Search Engine

Followers

Wednesday, June 27, 2007

One too many already

Reality programmes - yes, I'm commenting on them again - are ubiquitous these days, more so those with the entertainment flavour, especially the so-called talent search reality programmes that produce instant noodle singers. I have seen street entertainers with much greater talent than these instant noodles, errr..., singers.

I have a feeling that television stations are so into producing reality programmes not because they want to really unearth hidden talents. Instead they're into it for the lucrative returns in the form of advertising revenues derived from high viewership and the ever-so gullible text-voting public whose fingers work faster than the brain. These television stations are, after all, commercial entities. I have to admit that there are some good singers produced by these reality programmes. But the painful truth is these singers are few and far in between.

After five seasons of "Akademi Fantasia," perhaps aside from Mawi and probably a few others, I don't see the other "graduates" doing well in terms of their singing career. Most of them became one-album, or worst still, one-single wonder, and then disappeared into obscurity.

"Malaysian Idol" gave us Jaclyn Victor who I think has a great voice, but then again she is not exactly an amateur when she joined the show. The second season of this show is but a pale shadow compared to the first.

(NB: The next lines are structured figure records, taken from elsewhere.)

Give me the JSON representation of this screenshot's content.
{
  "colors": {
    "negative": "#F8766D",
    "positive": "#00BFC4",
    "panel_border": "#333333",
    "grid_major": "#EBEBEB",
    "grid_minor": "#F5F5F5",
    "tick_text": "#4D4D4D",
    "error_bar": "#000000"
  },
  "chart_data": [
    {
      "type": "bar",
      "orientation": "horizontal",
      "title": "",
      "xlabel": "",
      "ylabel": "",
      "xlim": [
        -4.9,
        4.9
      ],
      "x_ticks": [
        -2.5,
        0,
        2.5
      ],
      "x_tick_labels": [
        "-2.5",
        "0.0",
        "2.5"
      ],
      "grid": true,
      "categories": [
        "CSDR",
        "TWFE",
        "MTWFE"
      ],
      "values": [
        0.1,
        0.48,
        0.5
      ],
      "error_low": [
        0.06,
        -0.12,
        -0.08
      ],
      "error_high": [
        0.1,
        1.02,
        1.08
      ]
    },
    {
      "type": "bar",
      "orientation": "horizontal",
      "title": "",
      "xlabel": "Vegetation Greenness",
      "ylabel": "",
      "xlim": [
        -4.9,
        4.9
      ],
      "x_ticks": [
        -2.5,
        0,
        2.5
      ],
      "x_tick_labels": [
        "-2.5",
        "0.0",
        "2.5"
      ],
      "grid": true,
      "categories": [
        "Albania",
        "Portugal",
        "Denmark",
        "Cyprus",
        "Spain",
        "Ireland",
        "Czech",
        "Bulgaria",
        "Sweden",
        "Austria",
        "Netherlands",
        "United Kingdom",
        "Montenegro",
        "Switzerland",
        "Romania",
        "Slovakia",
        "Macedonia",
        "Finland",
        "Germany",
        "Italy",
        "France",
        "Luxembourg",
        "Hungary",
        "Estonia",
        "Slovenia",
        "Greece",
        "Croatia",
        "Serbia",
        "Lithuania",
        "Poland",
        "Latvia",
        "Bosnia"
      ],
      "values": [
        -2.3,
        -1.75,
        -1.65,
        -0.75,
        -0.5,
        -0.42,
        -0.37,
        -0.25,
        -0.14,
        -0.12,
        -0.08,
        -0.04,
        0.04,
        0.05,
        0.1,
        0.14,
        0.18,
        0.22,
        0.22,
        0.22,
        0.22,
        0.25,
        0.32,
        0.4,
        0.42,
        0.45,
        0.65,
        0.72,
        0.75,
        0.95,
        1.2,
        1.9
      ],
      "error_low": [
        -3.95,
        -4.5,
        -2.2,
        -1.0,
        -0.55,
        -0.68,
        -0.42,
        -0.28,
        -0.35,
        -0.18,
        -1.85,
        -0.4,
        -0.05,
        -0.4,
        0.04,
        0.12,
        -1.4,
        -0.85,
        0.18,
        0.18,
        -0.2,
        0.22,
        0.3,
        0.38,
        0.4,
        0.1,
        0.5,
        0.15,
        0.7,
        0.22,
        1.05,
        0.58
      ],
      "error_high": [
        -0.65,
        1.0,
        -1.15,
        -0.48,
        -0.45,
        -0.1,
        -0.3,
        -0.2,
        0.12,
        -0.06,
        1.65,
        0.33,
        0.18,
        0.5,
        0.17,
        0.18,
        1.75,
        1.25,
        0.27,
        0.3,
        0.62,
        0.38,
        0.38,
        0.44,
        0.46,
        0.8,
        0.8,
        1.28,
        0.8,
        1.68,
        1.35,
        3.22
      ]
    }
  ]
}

Don't get me started on "GangStarz." This is perhaps one of the worst reality programmes I have ever seen. Okay, perhaps not as bad as the now-defunct "Who Will Win" and "Audition," but still the singing on this show is horrendous. I wonder what Paul Moss would have said if he was the judge. It feels like watching a karaoke singing competition with the participants having the syok sendiri syndrome.

All this is becoming unreal actually. I personally think we have too many such programmes on air as it is. Why have more? We have one too many talent shows already.

On a different but related note, I hope the television stations producing these programmes would set a minimum age for participants. Don't allow those still in school to participate. Education comes first. Never mind the fact a singer can make more dough, but how long can a singer really sustain his or her popularity? It is good while it lasts, but when it ends, without education to fall back on, that'd be really be the end. I have seen a former teen heart-throb who was a lead singer in one of those 1990s boybands selling burgers at a pasar malam. Nothing wrong with that, but how I wish he had stayed focus in his studies. [I know he didn't because he was a student at the school my wife is teaching].

I think teenagers should know that a proper education would help in the long run. Those who aspire to become entertainers should take a cue from people like Dr. Fazley Yaakob and Allahyarham Sudirman Haji Arshad, just to name a few that come to mind. An educated entertainer makes a far better role model to our children, don't you think?